El hijo de doña Lindu hizo historia hace dos décadas, cuando se convirtió en el primer presidente de Brasil sin título universitario, el primer obrero en la cúspide del poder en un país desigual y clasista como pocos. Ahora tiene la oportunidad de ofrecer a sus compatriotas un nuevo horizonte y reescribir el último capítulo de su historia. Luiz Inácio Lula da Silva (76 años, Garanhuns, Pernambuco) acaricia el regreso a la presidencia por la puerta grande este domingo. Si el retrato que emana de las encuestas hace meses es acertado, el izquierdista derrotará al presidente Jair Messias Bolsonaro, 67 años, de extrema derecha. Significaría el regreso de los progresistas al Gobierno tras el trauma de la destitución de la presidenta Dilma Rousseff, en 2016, y la culminación a lo grande del giro a la izquierda de América Latina, tras la estela de Colombia, Chile, Argentina y México.
La principal duda es si Lula consigue el 50% más uno de los votos válidos —sin nulos ni blancos— que necesita para sentenciar este domingo la disputa o tiene que ir a una segunda vuelta con Bolsonaro —un antiguo militar que coquetea con el golpismo— dentro de cuatro semanas. Lo más probable es que los brasileños vuelvan a las urnas electrónicas el 30 de octubre. El último sondeo le otorgó al izquierdista este sábado un 50% y al ultraderechista, un 36%.

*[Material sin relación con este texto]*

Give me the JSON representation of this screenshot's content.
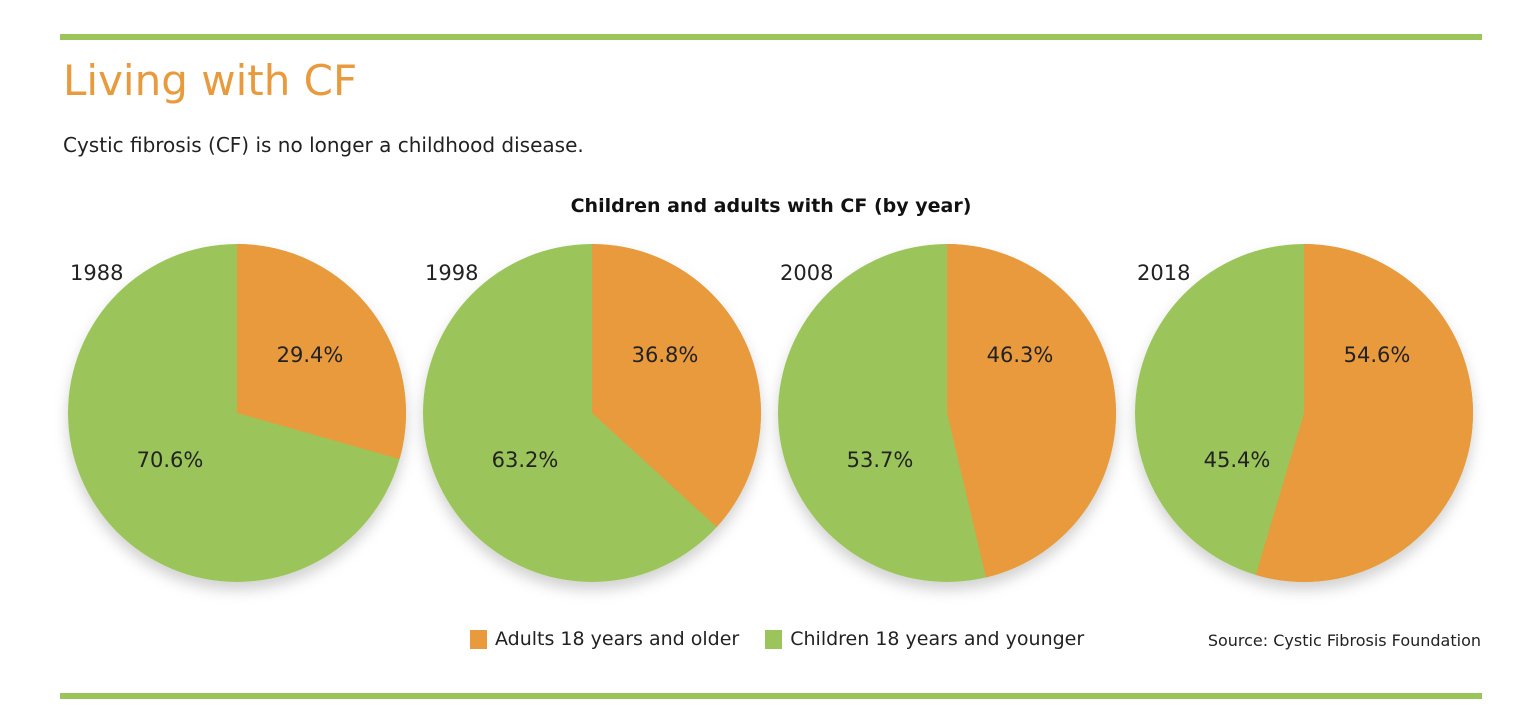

Si Bolsonaro se anotó un gol al conseguir que Neymar pidiera el voto para él en TikTok, la red que hace furor entre la juventud, el compositor Chico Buarque ha apelado este sábado en Instagram a “los que no les gusta Lula” para pedirles que lo voten porque “se trata de salvar la democracia”. Los padres del cantante participaron de la fundación del Partido de los Trabajadores (PT) en plena dictadura.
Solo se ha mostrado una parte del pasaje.